A story is the least of anyone’s worries in a puzzle game though; instead, the success relies upon the quality of 47 piping issues that are present, which is quite a lot in truth. The island works as the hub for all of the puzzles and you’ll wander into each self-contained water leak problem, able to exit and enter ‘levels’ freely within each designated area. There is a mixture of Easy, Medium, Hard, and Expert levels throughout, with the latter sure to drive you insane. Completion of certain puzzles open up the next area, ensuring that should you become stuck, chances are you can at least complete the easier ones to gain access to more.
Unlike the purest form of such puzzles, Pipe Push Paradise doesn’t just need you to rotate bits of piping that are already in their correct position, oh no, you have to use the character from an isometric viewpoint to push the various bits of piping into place to form a whole circuit, using the limited space available. The initial puzzle has two pipes leaking water and one connector nearby, which must be manoeuvred into the gap to complete the connection. It’s very, very easy, but you should enjoy that small victory as much as possible because the rest are going to really put your brain through its paces.
There’s a pretty steep curve of difficulty, mainly due to no explanation of what each new puzzle mechanic introduced actually does. So trial and error is the order of the day to get a feel for things. The most ordinary of these see new pieces of pipe that are curved in various ways and often must be flipped 180 degrees before being useful, which brings about the idea of pipes also going vertical, even if just to flip it over – thus essentially becoming a 3D problem to solve. And that’s the simplest of mechanics, with tiles that lift up and then rotate whatever is upon them by 90 degrees, holes in the land that will envelop your pipes, and magnetised piping that stays connected, all playing a part in creating an incredibly tough challenge.
One of the cleverest concepts involves the rotation tiles, five straight pipes and a leak that needs fixing. The pipes that start and finish the connection are way up high though; therefore you must somehow stack the pipes to form a kind of scaffolding to manoeuvre a piece into position. That’s only a Medium puzzle and you’ll still spend a good 10 minutes or more on such problems, at the very least – you might even have to go away and think about the harder ones. You will no doubt come unstuck a lot throughout; moving pipes to the point of no return is a regular occurrence.
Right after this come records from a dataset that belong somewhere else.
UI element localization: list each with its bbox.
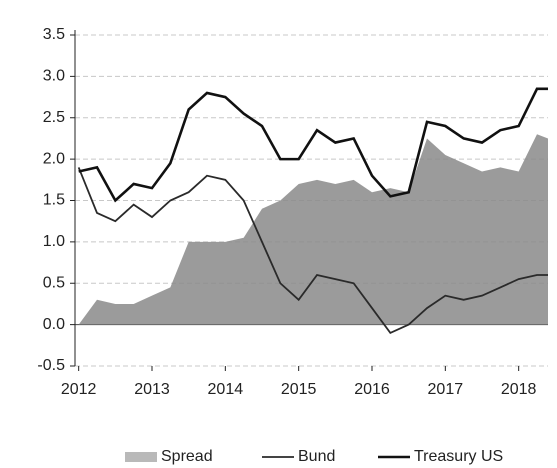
- line: [77, 167, 548, 335]
- legend-swatch: [125, 452, 157, 462]
- x-tick-label: 2017: [428, 381, 464, 398]
- x-tick-label: 2015: [281, 381, 317, 398]
- x-tick-label: 2013: [134, 381, 170, 398]
- y-tick-label: 2.5: [43, 109, 65, 126]
- x-tick-label: 2014: [208, 381, 244, 398]
- y-tick-label: 3.5: [43, 26, 65, 43]
- y-tick-label: 2.0: [43, 150, 65, 167]
- y-tick-label: 1.0: [43, 233, 65, 250]
- x-tick-label: 2012: [61, 381, 97, 398]
- legend-label: Spread: [161, 448, 213, 465]
- spread-area: [78, 134, 549, 325]
- y-tick-label: 0.5: [43, 274, 65, 291]
- x-tick-label: 2016: [354, 381, 390, 398]
- y-tick-label: -0.5: [37, 357, 65, 374]
- legend-label: Bund: [298, 448, 335, 465]
- x-tick-label: 2018: [501, 381, 537, 398]
- line: [78, 87, 548, 203]
- y-tick-label: 3.0: [43, 68, 65, 85]
- y-tick-label: 0.0: [43, 316, 65, 333]
- legend-label: Treasury US: [414, 448, 503, 465]
- y-tick-label: 1.5: [43, 192, 65, 209]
Fortunately there are buttons to reset the puzzles, undo movements one at a time and redo them if necessary. And it’s a good job really as your little plumbing hero moves far too fast for her own good, even when using the D-pad instead of the Left Stick. You may want to move a piece of piping across just one space, but she’ll no doubt push it further due to the ridiculous sensitivity in place. Solving the puzzles is hard enough without having to undo a step after almost every single movement and it’s undoubtedly a hindrance.
In terms of visuals, there’s nothing here that’ll have you thinking ‘wow’, but the tropical style colour palette and the backing audio combine fairly well to ensure a calming atmosphere is created. Whilst the music is quite repetitive, it isn’t annoying at all, which is good news because the last thing you want when a puzzle goes awry is to be further aggravated by the sounds.
Pipe Push Paradise on Xbox One does an acceptable job at setting the scene and providing a relaxing environment, but where it succeeds the most is in the designs of the pipe-based puzzles that really take plumbing problems to a whole new level. There’s not much hand holding though, so you may have to mess about in some puzzles to figure out what the quirk is and even then, it’s a damn hard game. The rewarding feeling upon completion of a single conundrum is worth the struggle and pain, although the movement may just be the biggest issue to overcome which will definitely put a damper of proceedings.
Given that it’s priced under a tenner, Pipe Push Paradise is a good option for your next puzzling escapade!